The Treasury and the Conservative Party have been contacted for comment.
Last week the OBR said the last government "did not provide" them with all available information at former chancellor Jeremy Hunt's last Budget in March, prompting a further political row over the true state of the public finances Labour inherited in July.
Asked by the committee how a £9.5bn shortfall could have happened, the OBR's Mr Hughes said "the system very clearly broke down", but insisted "that kind of failure will not happen again" because of processes put in place since.
The OBR works closely with the Treasury. Its role is to assess the government's tax and spending plans and produce reports on whether the chancellors' plans are sound. Its judgements and forecasts are closely watched by financial markets to determine if the UK's economic plans are credible.
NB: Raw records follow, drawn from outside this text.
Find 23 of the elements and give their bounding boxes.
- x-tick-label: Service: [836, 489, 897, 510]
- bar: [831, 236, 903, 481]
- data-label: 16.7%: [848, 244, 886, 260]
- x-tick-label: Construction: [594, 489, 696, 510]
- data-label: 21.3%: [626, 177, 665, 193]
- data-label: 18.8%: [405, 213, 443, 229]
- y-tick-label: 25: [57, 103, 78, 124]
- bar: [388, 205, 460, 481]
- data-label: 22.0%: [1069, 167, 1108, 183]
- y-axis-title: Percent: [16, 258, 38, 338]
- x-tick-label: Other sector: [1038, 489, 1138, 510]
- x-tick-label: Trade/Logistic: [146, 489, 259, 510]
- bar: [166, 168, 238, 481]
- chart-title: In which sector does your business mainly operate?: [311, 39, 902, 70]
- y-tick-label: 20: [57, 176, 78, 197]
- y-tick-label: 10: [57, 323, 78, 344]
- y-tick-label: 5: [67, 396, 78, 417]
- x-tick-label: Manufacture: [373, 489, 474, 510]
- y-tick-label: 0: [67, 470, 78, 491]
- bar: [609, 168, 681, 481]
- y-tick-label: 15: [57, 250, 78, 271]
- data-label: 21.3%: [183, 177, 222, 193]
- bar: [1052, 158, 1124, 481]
Pushed on whether the Treasury broke the law over not disclosing an overspend, Mr Hughes said there may "have been a misunderstanding of how the law ought to be interpreted".
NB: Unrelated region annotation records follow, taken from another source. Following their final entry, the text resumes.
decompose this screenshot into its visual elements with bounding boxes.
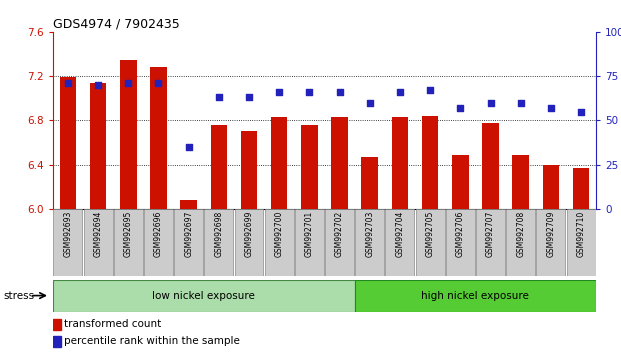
Point	[124, 80, 134, 86]
Bar	[331, 117, 348, 209]
Point	[153, 80, 163, 86]
Text: GSM992705: GSM992705	[425, 211, 435, 257]
Bar	[295, 209, 324, 276]
Text: GSM992701: GSM992701	[305, 211, 314, 257]
Text: GDS4974 / 7902435: GDS4974 / 7902435	[53, 18, 179, 31]
Text: GSM992709: GSM992709	[546, 211, 555, 257]
Bar	[361, 157, 378, 209]
Text: GSM992706: GSM992706	[456, 211, 465, 257]
Bar	[211, 125, 227, 209]
Bar	[573, 168, 589, 209]
Point	[425, 87, 435, 93]
Text: GSM992708: GSM992708	[516, 211, 525, 257]
Bar	[271, 117, 288, 209]
Bar	[120, 59, 137, 209]
Text: GSM992707: GSM992707	[486, 211, 495, 257]
Bar	[180, 200, 197, 209]
Point	[214, 95, 224, 100]
Bar	[446, 209, 475, 276]
Text: GSM992703: GSM992703	[365, 211, 374, 257]
Bar	[566, 209, 596, 276]
Text: GSM992704: GSM992704	[396, 211, 404, 257]
Point	[455, 105, 465, 111]
Bar	[204, 209, 233, 276]
Text: percentile rank within the sample: percentile rank within the sample	[64, 336, 240, 346]
Bar	[355, 209, 384, 276]
Text: stress: stress	[3, 291, 34, 301]
Text: GSM992698: GSM992698	[214, 211, 224, 257]
Point	[546, 105, 556, 111]
Text: GSM992693: GSM992693	[63, 211, 73, 257]
Bar	[415, 209, 445, 276]
Bar	[174, 209, 203, 276]
Text: GSM992695: GSM992695	[124, 211, 133, 257]
Text: GSM992702: GSM992702	[335, 211, 344, 257]
Bar	[53, 319, 61, 330]
Bar	[482, 122, 499, 209]
Text: high nickel exposure: high nickel exposure	[422, 291, 529, 301]
Point	[274, 89, 284, 95]
Point	[63, 80, 73, 86]
Bar	[84, 209, 112, 276]
Text: GSM992710: GSM992710	[576, 211, 586, 257]
Text: transformed count: transformed count	[64, 319, 161, 329]
Bar	[235, 209, 263, 276]
Point	[335, 89, 345, 95]
Text: GSM992694: GSM992694	[94, 211, 102, 257]
Point	[244, 95, 254, 100]
Text: GSM992699: GSM992699	[245, 211, 253, 257]
Point	[304, 89, 314, 95]
Text: GSM992700: GSM992700	[274, 211, 284, 257]
Bar	[301, 125, 318, 209]
Point	[93, 82, 103, 88]
Text: GSM992696: GSM992696	[154, 211, 163, 257]
Text: GSM992697: GSM992697	[184, 211, 193, 257]
Bar	[476, 209, 505, 276]
Point	[395, 89, 405, 95]
Bar	[392, 117, 408, 209]
Bar	[452, 155, 469, 209]
Bar	[53, 280, 355, 312]
Point	[365, 100, 374, 105]
Bar	[60, 77, 76, 209]
Bar	[53, 336, 61, 347]
Bar	[543, 165, 559, 209]
Text: low nickel exposure: low nickel exposure	[152, 291, 255, 301]
Point	[184, 144, 194, 150]
Bar	[90, 83, 106, 209]
Bar	[325, 209, 354, 276]
Bar	[506, 209, 535, 276]
Point	[515, 100, 525, 105]
Bar	[241, 131, 257, 209]
Bar	[355, 280, 596, 312]
Bar	[537, 209, 565, 276]
Bar	[422, 116, 438, 209]
Point	[486, 100, 496, 105]
Bar	[114, 209, 143, 276]
Bar	[53, 209, 83, 276]
Bar	[265, 209, 294, 276]
Bar	[150, 67, 167, 209]
Bar	[144, 209, 173, 276]
Bar	[386, 209, 414, 276]
Bar	[512, 155, 529, 209]
Point	[576, 109, 586, 114]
"There is no doubt in our minds that had that information been provided we would have had a materially different judgement," he added.
He said it "was a question for the Treasury to ask: why was information available within the Treasury and not provided to us?"
In summarising Mr Hughes' comments, Hillier said: "The Treasury may have even broken the law in the run-up to the Spring Budget in not disclosing all the spending information."
Shadow chancellor Hunt has previously accused the OBR of failing to act in a "politically impartial manner" by releasing its findings about the overspend on the day of the Budget last week, arguing it would help make the case for Labour's big tax rises.
Hunt said it was "impossible to know" how much of the £9.5bn would have been compensated for by savings elsewhere.